Kerinci, Kompas86.com – Bupati Kerinci, Monadi, turun langsung memediasi konflik antara warga Desa Pulau Pandan dan Karang Pandan dengan pihak perusahaan Pembangkit Listrik Tenaga Air (PLTA).
Tujuh warga yang sempat ditangkap polisi saat aksi demonstrasi penolakan pembangunan PLTA pada Jumat (22/8/2025) akhirnya dibebaskan setelah Monadi berdialog langsung dengan masyarakat yang memblokade Jalan Nasional Kerinci–Jambi.
“Saya menjaminkan diri untuk melepaskan tujuh orang yang ditangkap terkait pengerusakan alat berat,”
Bupati Kerinci, Monadi, Minggu (24/8/2025).
Monadi memastikan ketujuh warga tersebut sudah dipulangkan pada Minggu malam (24/8/2025). “Sudah, sudah dipulangkan tadi malam,” ujarnya saat dikonfirmasi Senin (25/8/2025).
Bupati Kerinci menegaskan bahwa pemerintah daerah akan terus berupaya menjaga ketenangan masyarakat sekaligus mencegah aksi pemblokiran jalan terulang. Meski begitu, ia mengingatkan bahwa demonstrasi harus dilakukan secara tertib dan sesuai aturan hukum.
“Demo itu hak masyarakat, tapi jangan sampai merusak fasilitas umum atau melakukan pengerusakan. Ada aturannya,” tegas Monadi.
Pembebasan warga dilakukan setelah tercapai kesepakatan bersama antara pemerintah daerah, warga, dan pihak keamanan. Salah satu poinnya adalah larangan memblokade jalan dan merusak fasilitas umum di lokasi proyek PLTA.
Monadi menjelaskan, penolakan sebagian warga dipicu masalah ganti rugi lahan. Pemerintah bersama perusahaan menetapkan ganti rugi sebesar Rp5 juta per Kepala Keluarga (KK). Namun, terdapat kelompok warga yang menuntut Rp300 juta per KK, yang dinilai perusahaan tidak mampu memenuhinya.

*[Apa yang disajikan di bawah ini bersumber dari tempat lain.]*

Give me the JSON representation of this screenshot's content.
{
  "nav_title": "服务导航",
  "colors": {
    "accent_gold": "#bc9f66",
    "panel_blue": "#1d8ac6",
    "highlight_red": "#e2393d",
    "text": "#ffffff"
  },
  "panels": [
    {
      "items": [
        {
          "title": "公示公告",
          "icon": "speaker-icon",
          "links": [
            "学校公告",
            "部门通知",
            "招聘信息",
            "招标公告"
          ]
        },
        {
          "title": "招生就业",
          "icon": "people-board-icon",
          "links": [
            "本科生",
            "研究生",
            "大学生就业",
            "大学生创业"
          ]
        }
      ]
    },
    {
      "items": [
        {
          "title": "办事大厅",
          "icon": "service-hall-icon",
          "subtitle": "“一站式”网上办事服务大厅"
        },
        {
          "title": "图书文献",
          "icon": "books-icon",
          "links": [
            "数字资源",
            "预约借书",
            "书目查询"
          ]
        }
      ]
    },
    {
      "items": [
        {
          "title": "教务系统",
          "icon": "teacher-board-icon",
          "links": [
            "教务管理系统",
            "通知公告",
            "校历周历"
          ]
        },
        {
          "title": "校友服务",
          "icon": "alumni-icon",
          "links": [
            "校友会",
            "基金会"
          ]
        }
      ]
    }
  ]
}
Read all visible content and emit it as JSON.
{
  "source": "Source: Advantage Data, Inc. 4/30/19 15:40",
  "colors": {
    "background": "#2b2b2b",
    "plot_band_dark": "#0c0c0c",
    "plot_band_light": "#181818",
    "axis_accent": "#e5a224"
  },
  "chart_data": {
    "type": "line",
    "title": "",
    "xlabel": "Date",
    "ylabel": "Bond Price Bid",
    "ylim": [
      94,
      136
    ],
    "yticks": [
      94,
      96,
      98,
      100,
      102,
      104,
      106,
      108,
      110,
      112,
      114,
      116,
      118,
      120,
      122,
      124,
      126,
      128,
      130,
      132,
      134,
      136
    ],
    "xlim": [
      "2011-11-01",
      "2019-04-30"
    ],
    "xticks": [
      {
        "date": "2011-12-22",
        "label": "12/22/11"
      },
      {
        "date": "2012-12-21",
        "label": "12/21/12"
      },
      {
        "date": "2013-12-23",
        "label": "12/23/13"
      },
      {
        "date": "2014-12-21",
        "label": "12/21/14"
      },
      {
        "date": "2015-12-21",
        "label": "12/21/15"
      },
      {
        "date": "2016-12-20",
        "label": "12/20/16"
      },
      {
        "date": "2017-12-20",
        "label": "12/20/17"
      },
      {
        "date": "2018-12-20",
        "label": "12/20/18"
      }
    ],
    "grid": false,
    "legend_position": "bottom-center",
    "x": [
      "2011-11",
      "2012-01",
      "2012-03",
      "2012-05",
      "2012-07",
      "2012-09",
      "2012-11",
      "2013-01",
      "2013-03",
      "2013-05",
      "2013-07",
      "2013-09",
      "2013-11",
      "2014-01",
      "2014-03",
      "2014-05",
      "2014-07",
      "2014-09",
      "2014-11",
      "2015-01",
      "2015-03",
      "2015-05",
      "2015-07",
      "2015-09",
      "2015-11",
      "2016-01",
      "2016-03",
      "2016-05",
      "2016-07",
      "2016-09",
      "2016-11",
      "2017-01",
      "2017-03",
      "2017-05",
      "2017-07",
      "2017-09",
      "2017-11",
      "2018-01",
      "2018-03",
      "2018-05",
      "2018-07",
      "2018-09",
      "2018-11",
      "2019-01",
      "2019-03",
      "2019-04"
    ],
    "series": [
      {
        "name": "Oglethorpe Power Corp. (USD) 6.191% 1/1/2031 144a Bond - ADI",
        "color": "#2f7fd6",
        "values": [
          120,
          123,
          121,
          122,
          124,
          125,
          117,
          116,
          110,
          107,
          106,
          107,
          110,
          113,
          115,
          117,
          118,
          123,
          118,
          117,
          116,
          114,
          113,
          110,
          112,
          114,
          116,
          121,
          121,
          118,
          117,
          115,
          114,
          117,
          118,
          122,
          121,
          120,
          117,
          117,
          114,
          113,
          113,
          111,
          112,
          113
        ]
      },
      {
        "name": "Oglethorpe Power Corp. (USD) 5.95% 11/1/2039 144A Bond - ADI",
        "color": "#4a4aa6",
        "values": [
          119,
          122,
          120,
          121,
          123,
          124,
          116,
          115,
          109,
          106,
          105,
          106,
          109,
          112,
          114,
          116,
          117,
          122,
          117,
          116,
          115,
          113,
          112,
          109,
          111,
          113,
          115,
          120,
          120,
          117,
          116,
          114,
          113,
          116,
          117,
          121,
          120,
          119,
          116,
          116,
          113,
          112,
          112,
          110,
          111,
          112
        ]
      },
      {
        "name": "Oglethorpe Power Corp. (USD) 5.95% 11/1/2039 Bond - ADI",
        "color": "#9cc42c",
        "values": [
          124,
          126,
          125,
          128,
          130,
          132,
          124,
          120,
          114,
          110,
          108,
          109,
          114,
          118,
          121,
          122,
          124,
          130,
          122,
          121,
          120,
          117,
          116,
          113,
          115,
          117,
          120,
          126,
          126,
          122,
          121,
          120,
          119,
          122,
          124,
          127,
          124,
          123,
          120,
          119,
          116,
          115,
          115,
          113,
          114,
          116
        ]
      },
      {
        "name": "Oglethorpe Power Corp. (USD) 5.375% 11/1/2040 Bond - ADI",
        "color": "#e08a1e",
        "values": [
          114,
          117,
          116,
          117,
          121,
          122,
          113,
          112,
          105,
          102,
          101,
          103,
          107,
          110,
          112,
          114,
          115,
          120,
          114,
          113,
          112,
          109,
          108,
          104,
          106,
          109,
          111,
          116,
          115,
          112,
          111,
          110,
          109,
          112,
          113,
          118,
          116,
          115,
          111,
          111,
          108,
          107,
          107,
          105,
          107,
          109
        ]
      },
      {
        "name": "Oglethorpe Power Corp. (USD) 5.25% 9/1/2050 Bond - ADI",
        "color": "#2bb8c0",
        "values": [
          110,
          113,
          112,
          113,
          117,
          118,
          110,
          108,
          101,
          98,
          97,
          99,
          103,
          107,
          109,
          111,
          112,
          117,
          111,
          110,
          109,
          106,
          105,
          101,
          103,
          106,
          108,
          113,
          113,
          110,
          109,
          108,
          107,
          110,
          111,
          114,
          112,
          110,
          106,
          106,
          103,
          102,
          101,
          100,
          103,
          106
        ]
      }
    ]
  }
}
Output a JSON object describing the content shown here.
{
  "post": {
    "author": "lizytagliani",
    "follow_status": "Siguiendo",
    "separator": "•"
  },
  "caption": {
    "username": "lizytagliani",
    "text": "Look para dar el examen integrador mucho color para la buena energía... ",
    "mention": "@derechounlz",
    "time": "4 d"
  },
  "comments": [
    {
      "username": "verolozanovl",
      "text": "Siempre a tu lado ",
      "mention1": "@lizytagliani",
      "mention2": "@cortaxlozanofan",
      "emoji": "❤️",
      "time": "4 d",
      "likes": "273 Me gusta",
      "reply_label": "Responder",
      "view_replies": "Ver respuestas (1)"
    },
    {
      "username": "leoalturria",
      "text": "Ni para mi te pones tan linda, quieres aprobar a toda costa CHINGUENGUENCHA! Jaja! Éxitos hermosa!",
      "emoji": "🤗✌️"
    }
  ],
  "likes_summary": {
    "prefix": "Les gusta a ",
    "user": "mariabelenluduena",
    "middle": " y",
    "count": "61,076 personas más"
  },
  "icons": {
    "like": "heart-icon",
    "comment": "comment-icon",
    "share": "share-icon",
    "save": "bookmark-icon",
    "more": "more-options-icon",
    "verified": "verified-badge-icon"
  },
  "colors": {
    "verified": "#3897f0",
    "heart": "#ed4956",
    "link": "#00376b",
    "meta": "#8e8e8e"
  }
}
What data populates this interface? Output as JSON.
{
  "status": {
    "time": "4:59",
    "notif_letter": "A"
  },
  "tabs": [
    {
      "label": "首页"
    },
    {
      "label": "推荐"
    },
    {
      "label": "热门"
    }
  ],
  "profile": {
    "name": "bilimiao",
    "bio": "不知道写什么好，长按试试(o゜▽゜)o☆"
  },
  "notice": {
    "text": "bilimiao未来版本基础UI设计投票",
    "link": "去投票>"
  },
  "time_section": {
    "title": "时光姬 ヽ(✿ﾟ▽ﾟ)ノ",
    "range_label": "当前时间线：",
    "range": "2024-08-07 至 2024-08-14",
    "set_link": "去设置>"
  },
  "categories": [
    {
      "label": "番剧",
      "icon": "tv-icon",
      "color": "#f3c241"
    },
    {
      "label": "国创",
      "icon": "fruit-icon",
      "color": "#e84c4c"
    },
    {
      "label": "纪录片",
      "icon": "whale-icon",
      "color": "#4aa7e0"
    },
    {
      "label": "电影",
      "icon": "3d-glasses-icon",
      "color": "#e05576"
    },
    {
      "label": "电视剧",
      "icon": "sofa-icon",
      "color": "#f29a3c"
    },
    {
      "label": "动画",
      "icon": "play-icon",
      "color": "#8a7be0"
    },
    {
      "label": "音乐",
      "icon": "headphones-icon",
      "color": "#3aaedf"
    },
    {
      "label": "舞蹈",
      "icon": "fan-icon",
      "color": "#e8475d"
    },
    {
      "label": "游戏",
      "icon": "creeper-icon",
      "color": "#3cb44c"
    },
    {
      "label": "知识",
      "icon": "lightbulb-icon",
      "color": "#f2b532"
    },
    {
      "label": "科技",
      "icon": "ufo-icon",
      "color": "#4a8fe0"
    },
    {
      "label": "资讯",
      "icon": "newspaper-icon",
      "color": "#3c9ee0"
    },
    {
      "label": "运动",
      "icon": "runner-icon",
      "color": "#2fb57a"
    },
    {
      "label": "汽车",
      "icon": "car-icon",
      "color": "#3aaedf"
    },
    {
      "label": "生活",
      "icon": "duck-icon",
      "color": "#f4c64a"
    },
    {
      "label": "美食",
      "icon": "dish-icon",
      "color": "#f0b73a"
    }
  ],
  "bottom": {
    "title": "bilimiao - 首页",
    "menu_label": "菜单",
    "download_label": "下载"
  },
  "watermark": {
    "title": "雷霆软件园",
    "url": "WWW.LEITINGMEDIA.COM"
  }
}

“Mereka tidak terima ganti rugi Rp5 juta, tetapi meminta Rp300 juta per KK. Pihak perusahaan tidak sanggup,” jelas Monadi.
Hingga kini, 625 KK telah menerima ganti rugi, terdiri atas 279 KK dari Desa Pulau Pandan dan 346 KK dari Desa Karang Pandan.
Monadi menyebutkan, penyelesaian persoalan PLTA sudah dibahas bersama Tim Terpadu yang melibatkan Pemda Kerinci, Kepolisian, TNI, dan Kejaksaan. Namun, karena belum ada kesepakatan final, ketegangan di lapangan masih terjadi.
“Ini objek vital nasional, jadi pintu air PLTA tetap dibuka. Warga yang belum setuju akhirnya demo dan sempat terjadi bentrokan. Kami Pemerintah Kabupaten Kerinci akan terus membangun dialog agar konflik ini selesai secara damai tanpa aksi anarkis,” harap Monadi.